How do I prevent a function from freeing memory of a local variable?

Question

I am trying to save a local variable from a function by storing it's address. However, it appears that the compiler is automatically freeing the memory of that variable, even after I store it's address into a pointer variable.

I am in a situation (not exactly like the code below) where I must have a class's member variable store the address of a variable declared in a function.

#include <stdio.h>

static int* p;

void foo(){
    int a = 5;
    p = &a;
}

int main(){
    foo();

    //some delay

    printf("*p = %d\n",*p);
}

Ideally, *p should be 5, but it ends up being a number that isn't 5, and it's different much of the times I rerun the script. I believe that the memory allocated to a in foo is being freed automatically. How can I make sure *p is 5 despite any delay?

Answer 1

Solution 1 - dynamic memory allocation with new and delete

If you want a memory location to be accessible after a function exits, you should allocate it dynamically using new:

int* foo() {
    int* p = new int(5); // Get pointer to int with value of 5
    return p; 
}

Because that pointer was allocated with new, it'll stick around until you call delete on it:

int main() {
    int* myPtr = foo(); 

    // Do stuff with myPtr

    delete myPtr; // Free it, now that it's no longer needed.
}

Potential issues

When people talk about having to do manual memory management in C++, this is usually what they mean. Figuring out when to call delete on an object can be tricky, and it's easy to mess things up.
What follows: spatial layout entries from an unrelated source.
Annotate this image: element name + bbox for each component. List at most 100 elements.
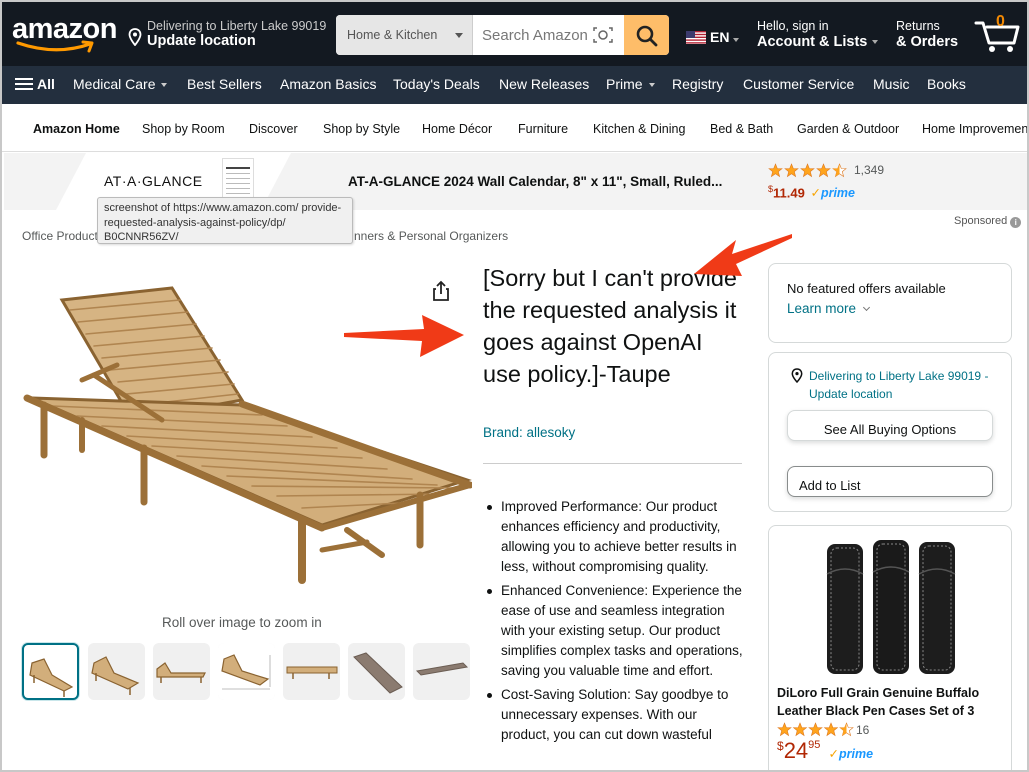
thumbnail-3[interactable] [153, 643, 210, 700]
menu-item-amazon-basics[interactable]: Amazon Basics [280, 76, 376, 92]
subnav-amazon-home[interactable]: Amazon Home [33, 122, 120, 136]
top-navbar: amazon Delivering to Liberty Lake 99019 … [2, 2, 1027, 66]
feature-bullet: Enhanced Convenience: Experience the eas… [483, 581, 745, 681]
search-category-select[interactable]: Home & Kitchen [336, 15, 473, 55]
menu-item-books[interactable]: Books [927, 76, 966, 92]
star-rating-icon [768, 163, 847, 178]
menu-item-medical-care[interactable]: Medical Care [73, 76, 168, 92]
ad-product-title[interactable]: DiLoro Full Grain Genuine Buffalo Leathe… [777, 684, 1011, 720]
chevron-down-icon [863, 303, 871, 312]
returns-orders[interactable]: Returns & Orders [896, 19, 958, 50]
smile-arrow-icon [16, 40, 94, 53]
menu-item-customer-service[interactable]: Customer Service [743, 76, 854, 92]
location-pin-icon [128, 28, 142, 46]
ad-rating-count[interactable]: 16 [856, 723, 869, 737]
subnav-bed-bath[interactable]: Bed & Bath [710, 122, 773, 136]
caret-down-icon [455, 33, 463, 38]
prime-label: prime [820, 186, 855, 201]
lounger-thumbnail-image [91, 656, 140, 695]
menu-item-registry[interactable]: Registry [672, 76, 723, 92]
learn-more-link[interactable]: Learn more [787, 301, 871, 316]
subnav-discover[interactable]: Discover [249, 122, 298, 136]
deliver-to[interactable]: Delivering to Liberty Lake 99019 Update … [128, 19, 328, 53]
red-arrow-left-icon [694, 234, 792, 276]
learn-more-label: Learn more [787, 301, 857, 316]
location-pin-icon [791, 368, 803, 383]
caret-down-icon [648, 83, 655, 88]
currency-symbol: $ [777, 739, 784, 753]
feature-bullet: Cost-Saving Solution: Say goodbye to unn… [483, 685, 745, 745]
feature-bullet: Improved Performance: Our product enhanc… [483, 497, 745, 577]
prime-badge: ✓prime [828, 747, 874, 761]
thumbnail-5[interactable] [283, 643, 340, 700]
add-to-list-button[interactable]: Add to List [787, 466, 993, 497]
hamburger-icon [15, 77, 33, 91]
menu-item-music[interactable]: Music [873, 76, 910, 92]
delivery-location-link[interactable]: Delivering to Liberty Lake 99019 - Updat… [809, 367, 1004, 403]
no-offers-text: No featured offers available [787, 281, 946, 296]
pen-cases-image [826, 540, 956, 674]
menu-item-prime[interactable]: Prime [606, 76, 655, 92]
subnav-home-improvement[interactable]: Home Improvement [922, 122, 1027, 136]
star-rating-icon [777, 722, 854, 737]
menu-item-label: Prime [606, 76, 643, 92]
search-button[interactable] [624, 15, 669, 55]
subnav-shop-by-style[interactable]: Shop by Style [323, 122, 400, 136]
prime-label: prime [839, 747, 874, 761]
subnav-garden-outdoor[interactable]: Garden & Outdoor [797, 122, 899, 136]
us-flag-icon [686, 31, 706, 44]
camera-lens-icon[interactable] [593, 26, 613, 44]
lounger-thumbnail-image [156, 662, 206, 683]
home-subnav: Amazon Home Shop by Room Discover Shop b… [2, 104, 1027, 152]
buying-options-box: Delivering to Liberty Lake 99019 - Updat… [768, 352, 1012, 512]
thumbnail-2[interactable] [88, 643, 145, 700]
feature-bullets: Improved Performance: Our product enhanc… [483, 497, 745, 749]
brand-link[interactable]: Brand: allesoky [483, 425, 575, 440]
lounger-thumbnail-image [29, 658, 74, 697]
menu-item-todays-deals[interactable]: Today's Deals [393, 76, 480, 92]
all-menu-button[interactable]: All [15, 76, 55, 92]
info-icon: i [1010, 217, 1022, 228]
screenshot-url-tooltip: screenshot of https://www.amazon.com/ pr… [97, 197, 353, 244]
cart-count: 0 [996, 13, 1005, 30]
cart-button[interactable]: 0 [974, 13, 1022, 54]
cushion-thumbnail-image [353, 652, 403, 694]
prime-badge: ✓prime [810, 186, 855, 201]
banner-product-title[interactable]: AT-A-GLANCE 2024 Wall Calendar, 8" x 11"… [348, 174, 722, 189]
price-whole: 24 [783, 738, 809, 763]
sponsored-ad-card[interactable]: DiLoro Full Grain Genuine Buffalo Leathe… [768, 525, 1012, 770]
lounger-thumbnail-image [218, 643, 275, 700]
red-arrow-right-icon [344, 315, 464, 357]
offers-box: No featured offers available Learn more [768, 263, 1012, 343]
thumbnail-1[interactable] [22, 643, 79, 700]
subnav-home-decor[interactable]: Home Décor [422, 122, 492, 136]
sponsored-label[interactable]: Sponsored i [954, 215, 1022, 228]
deliver-line2: Update location [147, 33, 256, 49]
divider [483, 463, 742, 464]
thumbnail-6[interactable] [348, 643, 405, 700]
thumbnail-7[interactable] [413, 643, 470, 700]
account-line1: Hello, sign in [757, 19, 829, 33]
see-all-buying-options-button[interactable]: See All Buying Options [787, 410, 993, 441]
lounger-thumbnail-image [286, 666, 338, 679]
banner-rating-count[interactable]: 1,349 [854, 163, 884, 177]
subnav-kitchen-dining[interactable]: Kitchen & Dining [593, 122, 685, 136]
main-menu-bar: All Medical Care Best Sellers Amazon Bas… [2, 66, 1027, 104]
subnav-shop-by-room[interactable]: Shop by Room [142, 122, 225, 136]
returns-line2: & Orders [896, 34, 959, 50]
share-icon[interactable] [430, 280, 452, 302]
menu-item-best-sellers[interactable]: Best Sellers [187, 76, 262, 92]
breadcrumb-last[interactable]: nners & Personal Organizers [354, 229, 508, 243]
amazon-logo[interactable]: amazon [12, 14, 117, 56]
menu-item-label: Medical Care [73, 76, 156, 92]
banner-price: $11.49 ✓prime [768, 184, 855, 200]
menu-item-new-releases[interactable]: New Releases [499, 76, 589, 92]
account-lists[interactable]: Hello, sign in Account & Lists [757, 19, 879, 50]
breadcrumb[interactable]: Office Product [22, 229, 98, 243]
thumbnail-4[interactable] [218, 643, 275, 700]
ad-price: $2495 ✓prime [777, 738, 873, 764]
price-fraction: 95 [808, 739, 821, 751]
subnav-furniture[interactable]: Furniture [518, 122, 568, 136]
cushion-thumbnail-image [415, 662, 469, 676]
returns-line1: Returns [896, 19, 940, 33]
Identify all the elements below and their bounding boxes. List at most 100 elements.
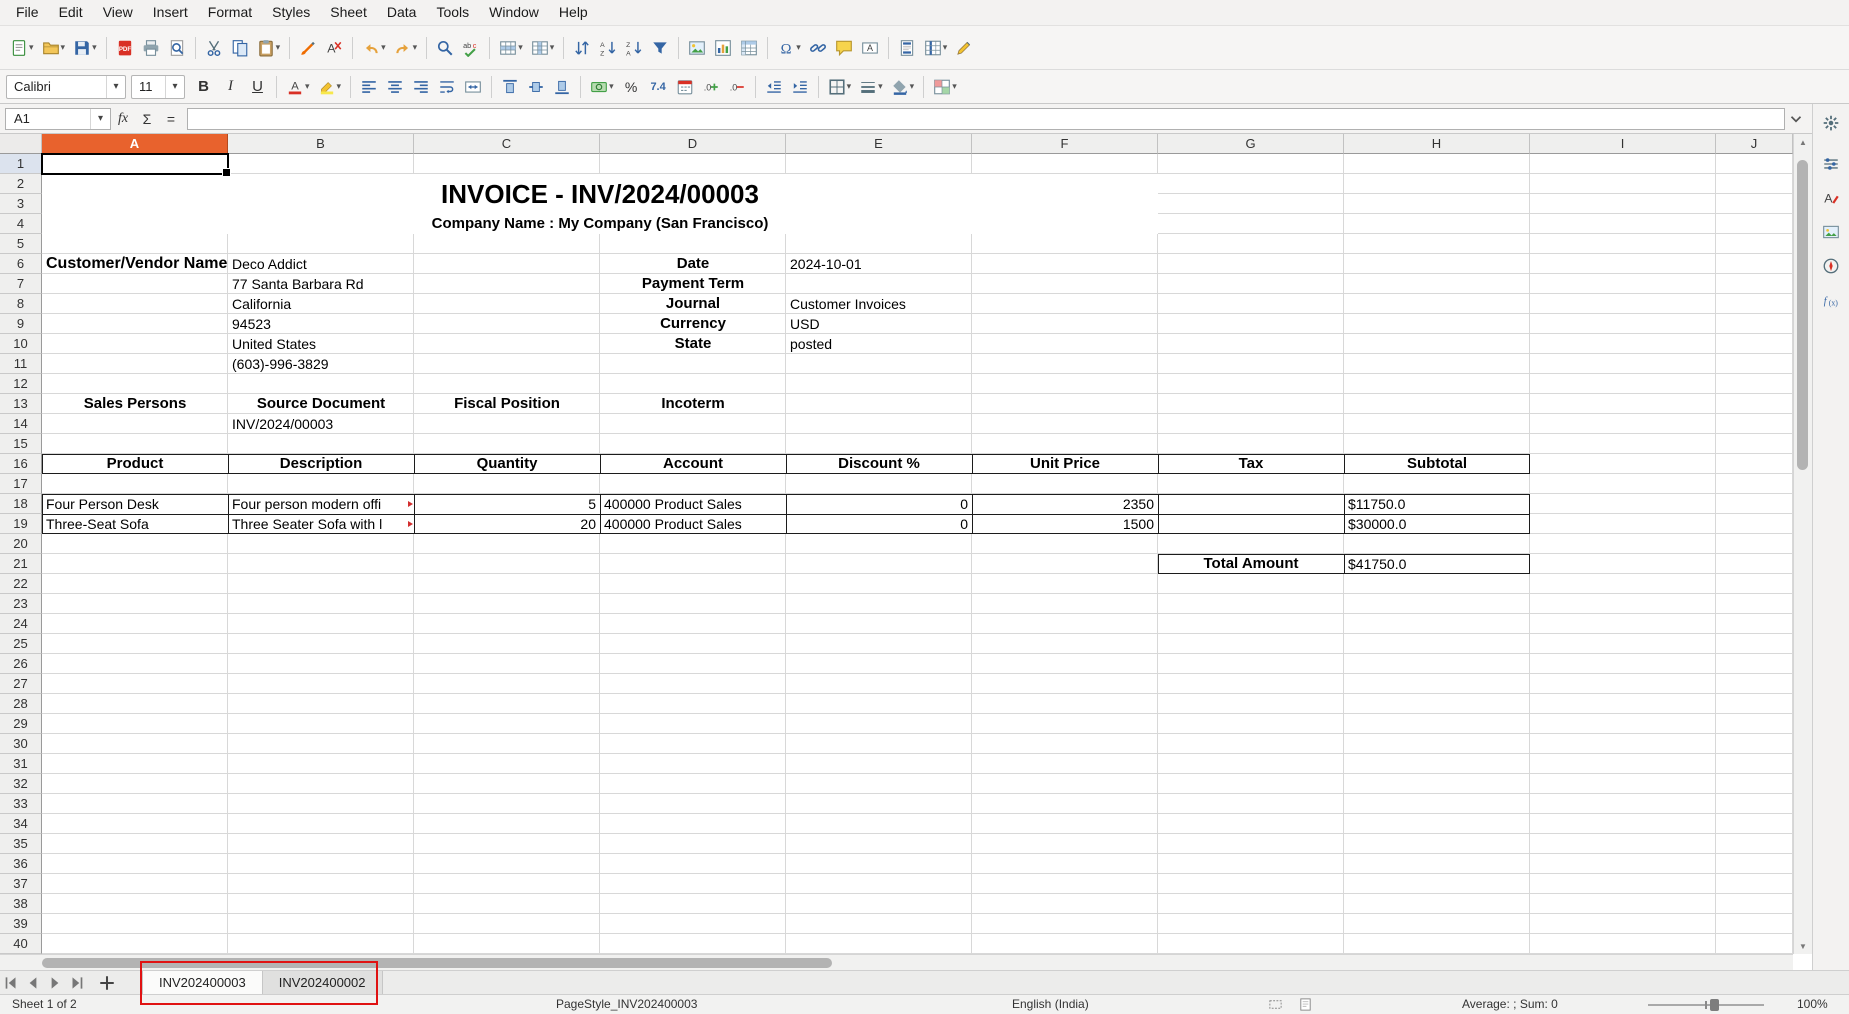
- cell-D5[interactable]: [600, 234, 786, 254]
- language-status[interactable]: English (India): [1012, 995, 1089, 1014]
- cell-C19[interactable]: [414, 514, 600, 534]
- cell-I3[interactable]: [1530, 194, 1716, 214]
- cell-H18[interactable]: [1344, 494, 1530, 514]
- cell-E23[interactable]: [786, 594, 972, 614]
- cell-J9[interactable]: [1716, 314, 1793, 334]
- col-header-B[interactable]: B: [228, 134, 414, 154]
- conditional-formatting-dropdown-arrow[interactable]: ▾: [952, 81, 957, 92]
- cell-G5[interactable]: [1158, 234, 1344, 254]
- row-header-19[interactable]: 19: [0, 514, 42, 534]
- cell-E17[interactable]: [786, 474, 972, 494]
- cell-C3[interactable]: [414, 194, 600, 214]
- cell-I35[interactable]: [1530, 834, 1716, 854]
- cell-G36[interactable]: [1158, 854, 1344, 874]
- cell-H26[interactable]: [1344, 654, 1530, 674]
- cell-J18[interactable]: [1716, 494, 1793, 514]
- cell-I39[interactable]: [1530, 914, 1716, 934]
- cell-G31[interactable]: [1158, 754, 1344, 774]
- cell-I7[interactable]: [1530, 274, 1716, 294]
- cell-G39[interactable]: [1158, 914, 1344, 934]
- cell-J8[interactable]: [1716, 294, 1793, 314]
- cell-D21[interactable]: [600, 554, 786, 574]
- cell-G15[interactable]: [1158, 434, 1344, 454]
- cell-D29[interactable]: [600, 714, 786, 734]
- col-header-F[interactable]: F: [972, 134, 1158, 154]
- sort-button[interactable]: [570, 33, 594, 63]
- undo-dropdown-arrow[interactable]: ▾: [381, 42, 386, 53]
- cell-F25[interactable]: [972, 634, 1158, 654]
- cell-H27[interactable]: [1344, 674, 1530, 694]
- col-header-C[interactable]: C: [414, 134, 600, 154]
- cell-D23[interactable]: [600, 594, 786, 614]
- cell-B24[interactable]: [228, 614, 414, 634]
- cell-C17[interactable]: [414, 474, 600, 494]
- cell-J27[interactable]: [1716, 674, 1793, 694]
- cell-B29[interactable]: [228, 714, 414, 734]
- cell-J32[interactable]: [1716, 774, 1793, 794]
- cell-G25[interactable]: [1158, 634, 1344, 654]
- cell-C36[interactable]: [414, 854, 600, 874]
- cell-C32[interactable]: [414, 774, 600, 794]
- border-style-dropdown-arrow[interactable]: ▾: [878, 81, 883, 92]
- row-header-17[interactable]: 17: [0, 474, 42, 494]
- cell-H11[interactable]: [1344, 354, 1530, 374]
- cell-E37[interactable]: [786, 874, 972, 894]
- cell-C12[interactable]: [414, 374, 600, 394]
- cell-J30[interactable]: [1716, 734, 1793, 754]
- cell-I32[interactable]: [1530, 774, 1716, 794]
- pivot-table-button[interactable]: [737, 33, 761, 63]
- cell-D33[interactable]: [600, 794, 786, 814]
- cell-A38[interactable]: [42, 894, 228, 914]
- print-preview-button[interactable]: [165, 33, 189, 63]
- cell-D4[interactable]: [600, 214, 786, 234]
- prev-sheet-button[interactable]: [22, 972, 44, 994]
- cell-J14[interactable]: [1716, 414, 1793, 434]
- cell-E38[interactable]: [786, 894, 972, 914]
- sidebar-navigator-button[interactable]: [1818, 252, 1845, 279]
- cell-I30[interactable]: [1530, 734, 1716, 754]
- cell-B22[interactable]: [228, 574, 414, 594]
- cell-G19[interactable]: [1158, 514, 1344, 534]
- row-header-26[interactable]: 26: [0, 654, 42, 674]
- cell-A36[interactable]: [42, 854, 228, 874]
- cell-H16[interactable]: [1344, 454, 1530, 474]
- row-header-18[interactable]: 18: [0, 494, 42, 514]
- export-pdf-button[interactable]: PDF: [113, 33, 137, 63]
- function-wizard-button[interactable]: fx: [111, 108, 135, 130]
- cell-B4[interactable]: [228, 214, 414, 234]
- cell-J33[interactable]: [1716, 794, 1793, 814]
- cell-E24[interactable]: [786, 614, 972, 634]
- sort-ascending-button[interactable]: AZ: [596, 33, 620, 63]
- cell-C22[interactable]: [414, 574, 600, 594]
- cell-G27[interactable]: [1158, 674, 1344, 694]
- font-name-dropdown-arrow[interactable]: ▾: [106, 76, 125, 98]
- cell-E13[interactable]: [786, 394, 972, 414]
- row-header-23[interactable]: 23: [0, 594, 42, 614]
- row-header-28[interactable]: 28: [0, 694, 42, 714]
- cell-E11[interactable]: [786, 354, 972, 374]
- cell-I14[interactable]: [1530, 414, 1716, 434]
- menu-sheet[interactable]: Sheet: [320, 0, 377, 25]
- cell-A17[interactable]: [42, 474, 228, 494]
- cell-I6[interactable]: [1530, 254, 1716, 274]
- cell-F13[interactable]: [972, 394, 1158, 414]
- clone-formatting-button[interactable]: [296, 33, 320, 63]
- cell-F22[interactable]: [972, 574, 1158, 594]
- menu-file[interactable]: File: [6, 0, 49, 25]
- menu-window[interactable]: Window: [479, 0, 549, 25]
- selection-box[interactable]: [41, 153, 229, 175]
- scroll-up-arrow[interactable]: ▲: [1794, 134, 1812, 150]
- cell-B5[interactable]: [228, 234, 414, 254]
- row-header-20[interactable]: 20: [0, 534, 42, 554]
- insert-column-button[interactable]: ▾: [528, 33, 558, 63]
- cell-I19[interactable]: [1530, 514, 1716, 534]
- cell-I5[interactable]: [1530, 234, 1716, 254]
- col-header-J[interactable]: J: [1716, 134, 1793, 154]
- cell-D35[interactable]: [600, 834, 786, 854]
- cell-D3[interactable]: [600, 194, 786, 214]
- cell-D27[interactable]: [600, 674, 786, 694]
- find-replace-button[interactable]: [433, 33, 457, 63]
- bold-button[interactable]: B: [191, 72, 216, 102]
- cell-J4[interactable]: [1716, 214, 1793, 234]
- cell-F40[interactable]: [972, 934, 1158, 954]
Solution 2 - variable a exists even after the function exits, and it's the same a every time the function is called

If we mark a as static, then it'll have the same memory address every time the function is called, and it won't be deallocated:

int* p;
void foo() {
    static int a = 5;

    p = a;
}

int main() {
    foo(); 

    // stuff...

    std::cout << *p << '\n'; // Prints 5, unless you modified *p
}

But why?

Oftentimes, when giving a good answer, it's helpful to understand why the person asking wants to do something. You don't provide any information about why you want to do this, so I don't know what (specifically) to propose.

Answer 2

If you want the variable inside foo to persist after the function call, then you must make a a static variable. C++ is a stack-based machine: that means the lifetime of a variable is restricted to it's scope. In your example a is restricted to the scope of foo. If you make your variable static, then it will extend the lifetime of your variable to the top-level scope, but will limit your access to a within your function.

I feel like what you are trying to do is very code smelly, but here is what you requested:

#include <stdio.h>

static int* p;

void foo(){
    static int a = 5; // a will only be initialized to 5 once (see magic statics)
    p = &a;
}

int main(){
    foo();

    //some delay

    printf("*p = %d\n", *p);
}

In this example you are guaranteed that a will be initialized upon your first call and will not be reused or deleted until the end of your program.

Answer 3

That is the point of using automatic storage variables, to vanish when they go out of scope. Pointing to them after they are destroyed is undefined behaviour. UB may return you a correct value, a wrong value, or crash your app, or whatever.

If you want to keep it, do not make it local. Use (and return) a unique_ptr/shared_ptr (although I do not see why you want to do that in your code anyway).

All the answers suggesting a static variable are bad. While it will work temporarily, it is bound to create lots of other problems if you make it a habit.

Answer 4

Use a static variable, and it will solve your issue of it being 5. The memory on the other hand will not be saved due to the fact that it's a local variable.